# Abnormal expressions
Abnormal expressions (abnex) is an alternative to regular expressions (regex).
This is a Python library but the abnex syntax could be ported to other languages.
# Examples
## Matching an email address
- Regex
- `([\w\._-]+)@([\w\.]+)`
- Abnex
- `{[w"._-"]1++}"@"{[w"."]1++}`
- Abnex (spaced)
- `{[w "._-"]1++} "@" {[w "."]1++}`
- Abnex (expanded)
```
{
[w "._-"]1++
}
"@"
{
[w "."]1++
}
```
## A more advanced pattern:
`{{{[a-z '_']1++} {[a-z 0-9 '_-.']0++}} '@' {{[a-z 0-9]1++} '.' {[a-z 0-9]1++} {[a-z 0-9 '-_.']0++}} {[a-z 0-9]1++}}`.
# Why is Abnex Better?
- It's easier to read, write and understand.
- You can use spaces inside of the expression, you can also "expand" it, i.e. write it over multiple lines and use indention.
- You don't have to use a backslashes all the time
- More logical/common symbols like `!` for _not_, `{}` for _groups_, `1++`, `0++`, `0+` for: _one or more_, _zero or more_, _zero or one_.
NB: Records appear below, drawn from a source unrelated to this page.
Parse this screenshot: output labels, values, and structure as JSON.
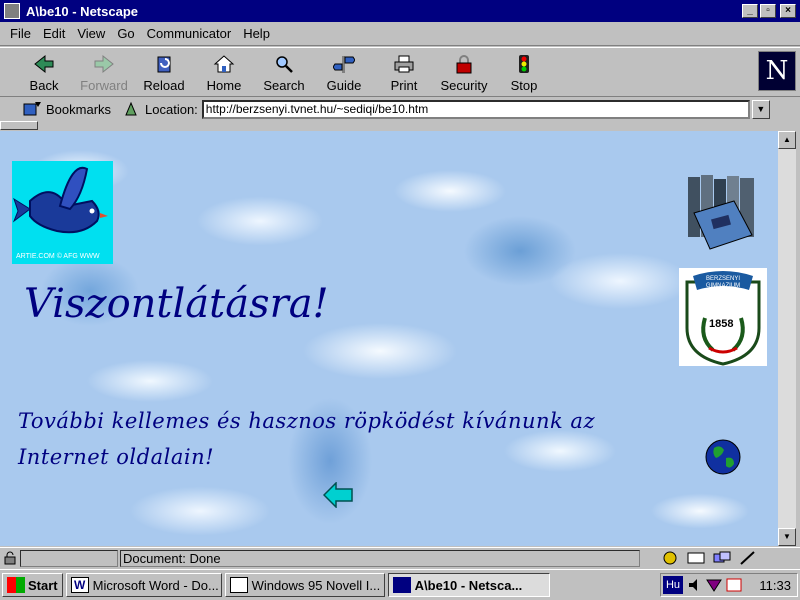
{
  "window": {
    "title": "A\\be10 - Netscape",
    "minimize": "_",
    "restore": "▫",
    "close": "×"
  },
  "menu": [
    "File",
    "Edit",
    "View",
    "Go",
    "Communicator",
    "Help"
  ],
  "toolbar": {
    "buttons": [
      {
        "label": "Back",
        "icon": "back-arrow-icon"
      },
      {
        "label": "Forward",
        "icon": "forward-arrow-icon",
        "disabled": true
      },
      {
        "label": "Reload",
        "icon": "reload-icon"
      },
      {
        "label": "Home",
        "icon": "home-icon"
      },
      {
        "label": "Search",
        "icon": "search-icon"
      },
      {
        "label": "Guide",
        "icon": "guide-icon"
      },
      {
        "label": "Print",
        "icon": "print-icon"
      },
      {
        "label": "Security",
        "icon": "security-lock-icon"
      },
      {
        "label": "Stop",
        "icon": "stop-icon"
      }
    ],
    "logo": "N"
  },
  "location": {
    "bookmarks_label": "Bookmarks",
    "location_label": "Location:",
    "url": "http://berzsenyi.tvnet.hu/~sediqi/be10.htm"
  },
  "page": {
    "bird_caption": "ARTIE.COM  © AFG  WWW",
    "heading": "Viszontlátásra!",
    "message": "További kellemes és hasznos röpködést kívánunk az Internet oldalain!",
    "crest_top": "BERZSENYI GIMNAZIUM",
    "crest_year": "1858",
    "colors": {
      "heading": "#000080",
      "background": "#a9c9ee"
    }
  },
  "statusbar": {
    "text": "Document: Done"
  },
  "taskbar": {
    "start": "Start",
    "tasks": [
      {
        "label": "Microsoft Word - Do...",
        "active": false
      },
      {
        "label": "Windows 95 Novell I...",
        "active": false
      },
      {
        "label": "A\\be10 - Netsca...",
        "active": true
      }
    ],
    "lang": "Hu",
    "clock": "11:33"
  }
}
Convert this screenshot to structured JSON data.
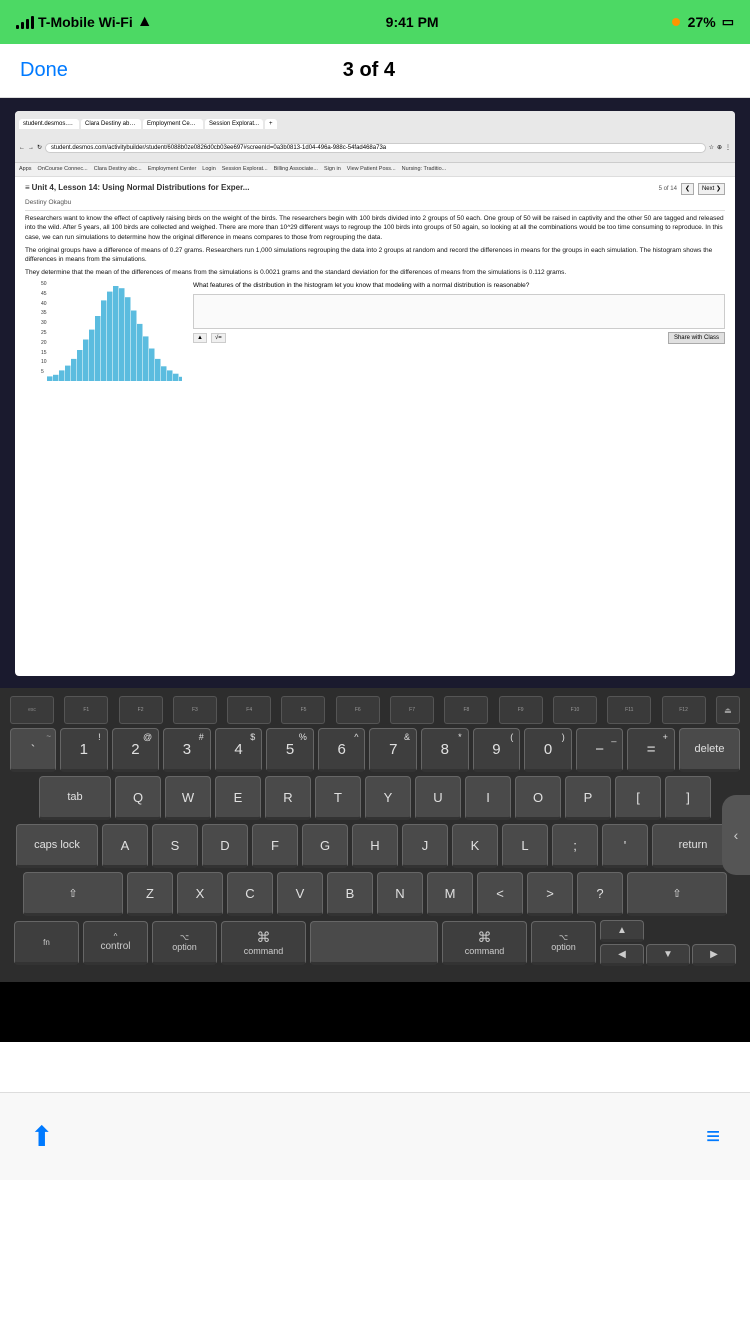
{
  "statusBar": {
    "carrier": "T-Mobile Wi-Fi",
    "time": "9:41 PM",
    "battery": "27%"
  },
  "navBar": {
    "doneLabel": "Done",
    "title": "3 of 4"
  },
  "browser": {
    "tabs": [
      "student.desmos.com/activi...",
      "Clara Destiny abc...",
      "Employment Center",
      "Session Explorat..."
    ],
    "url": "student.desmos.com/activitybuilder/student/6088b0ze08264d0cb03ee697#screenId=0a3b0813-1d04-496a-988c-54fad468a73a",
    "bookmarks": [
      "Apps",
      "OnCourse Connec...",
      "Clara Destiny abc...",
      "Employment Center",
      "Login",
      "Session Explorat...",
      "Billing Associate ...",
      "Sign in",
      "View Patient Poss...",
      "Nursing: Traditio..."
    ]
  },
  "lessonContent": {
    "siteTitle": "Unit 4, Lesson 14: Using Normal Distributions for Exper...",
    "subtitle": "Destiny Okagbu",
    "pagination": "5 of 14",
    "paragraph1": "Researchers want to know the effect of captively raising birds on the weight of the birds. The researchers begin with 100 birds divided into 2 groups of 50 each. One group of 50 will be raised in captivity and the other 50 are tagged and released into the wild. After 5 years, all 100 birds are collected and weighed. There are more than 10^29 different ways to regroup the 100 birds into groups of 50 again, so looking at all the combinations would be too time consuming to reproduce. In this case, we can run simulations to determine how the original difference in means compares to those from regrouping the data.",
    "paragraph2": "The original groups have a difference of means of 0.27 grams. Researchers run 1,000 simulations regrouping the data into 2 groups at random and record the differences in means for the groups in each simulation. The histogram shows the differences in means from the simulations.",
    "paragraph3": "They determine that the mean of the differences of means from the simulations is 0.0021 grams and the standard deviation for the differences of means from the simulations is 0.112 grams.",
    "questionText": "What features of the distribution in the histogram let you know that modeling with a normal distribution is reasonable?",
    "shareBtnLabel": "Share with Class",
    "nextLabel": "Next ❯",
    "prevLabel": "❮ 5 of 14"
  },
  "histogram": {
    "yLabels": [
      "50",
      "45",
      "40",
      "35",
      "30",
      "25",
      "20",
      "15",
      "10",
      "5"
    ],
    "bars": [
      2,
      3,
      5,
      7,
      10,
      14,
      18,
      22,
      28,
      35,
      40,
      43,
      42,
      38,
      32,
      26,
      20,
      14,
      10,
      7,
      5,
      3,
      2
    ]
  },
  "keyboard": {
    "fnKeys": [
      "esc",
      "F1",
      "F2",
      "F3",
      "F4",
      "F5",
      "F6",
      "F7",
      "F8",
      "F9",
      "F10",
      "F11",
      "F12"
    ],
    "row1": [
      "`~",
      "1!",
      "2@",
      "3#",
      "4$",
      "5%",
      "6^",
      "7&",
      "8*",
      "9(",
      "0)",
      "-_",
      "=+"
    ],
    "row2": [
      "Q",
      "W",
      "E",
      "R",
      "T",
      "Y",
      "U",
      "I",
      "O",
      "P",
      "[",
      "]"
    ],
    "row3": [
      "A",
      "S",
      "D",
      "F",
      "G",
      "H",
      "J",
      "K",
      "L",
      ";:",
      "'\""
    ],
    "row4": [
      "Z",
      "X",
      "C",
      "V",
      "B",
      "N",
      "M",
      ",<",
      ".>",
      "?/"
    ],
    "modifiers": [
      "option",
      "command",
      "command",
      "option"
    ]
  },
  "bottomToolbar": {
    "shareIcon": "⬆",
    "listIcon": "≡"
  }
}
- It's easier to see if a symbol is an actual symbol you are searching for or if it's a regex character, ex:
- Regex: `[\w-]+@[\w-_]+`
- Abnex: `[w "-"]1++ "@" [w "-"]1++`
# Documentation
### Regex on right after -> is the abnex equivalent
## Anchors
- Start of string, or start of line in multi-line pattern
- `^` -> `->`
- End of string, or end of line in multi-line pattern
- `$` -> `<-`
- Start of string
- `\A` -> `s>`
- End of string
- `\Z` -> `<s`
- Word boundary
- `\b` -> `:`
- Not word boundary
- `\B` -> `!:`
- Start of word
- `\<` -> `w>`
- End of word
- `\>` -> `<w`
## Character Classes
- Control character
- `\c` -> `c`
- White space
- `\s` -> `_`
- Not white space
- `\S` -> `!_`
- Digit
- `\d` -> `d`
- Not digit
- `\D` -> `!d`
- Word
- `\w` -> `w`
- Not word
- `\W` -> `!w`
- Hexadecimal digit
- `\x` -> `x`
- Octal digit
- `\o` -> `o`
## Quantifiers
- 0 or more
- `*` -> `0++`
- 1 or more
- `+` -> `1++`
- 0 or 1
- `?` -> `0+`
## Groups and Ranges
- Any character except new line (\n)
- `.` -> `*`
- a or b
- `a|b` -> `"a"|"b"`
- Group
- `(...)` -> `{...}`
- Passive (non-capturing) group
- `(?:...)` -> `{#...}`
- Range (a or b or c)
- `[abc]` -> `['abc']` or `["a" "b" "c"]`
- Not in set
- `[^...]` -> `[!...]`
- Lower case letter from a to Z
- `[a-q]` -> `[a-z]`
- Upper case letter from A to Q
- `[A-Q]` -> `[A-Q]`
- Digit from 0 to 7
- `[0-7]` -> `[0-7]`
# Standards
What is the recommended way to write abnexes
- Use spaces between characters in character sets:
- Correct: `[w "_-"]`
- Incorrect: `[w"_-"]`
- Put multiple exact characters between the same quotes in character sets:
- Correct: `["abc"]`
- Incorrect: `["a" "b" "c"]`, especially incorrect: `["a""b""c"]`
- Put spaces between groups:
- Correct: `{w} "." {w}`
- Incorrect: `{w}"."{w}`
### Examples:
Match for an email address:
- Regex:
- `[\w-\._]+@[\w-\.]+`
- Abnex (following standards):
- `{[w "-._"]1++} "@" {[w "-."]1++}`
- Abnex (not following standards):
- `{[w"-._"]1++}"@"{[w"-."]1++}`
# Functions (In Python)
__Abnex has most functions from the `re` library, but it also has som extra functionality like: `last()` & `contains()`.__
## Common functions between re and abnex
### Regex on right after -> is the abnex equivalent
- `match()` -> `match()`
- `findall()` -> `all()`
- `split()` -> `split()`
- `sub()` -> `replace()`
- `subn()` -> `replace_count()`
- `search()` -> `first()`
## Special to abnex
- `holds()`: whether or not a string matches an expression (bool).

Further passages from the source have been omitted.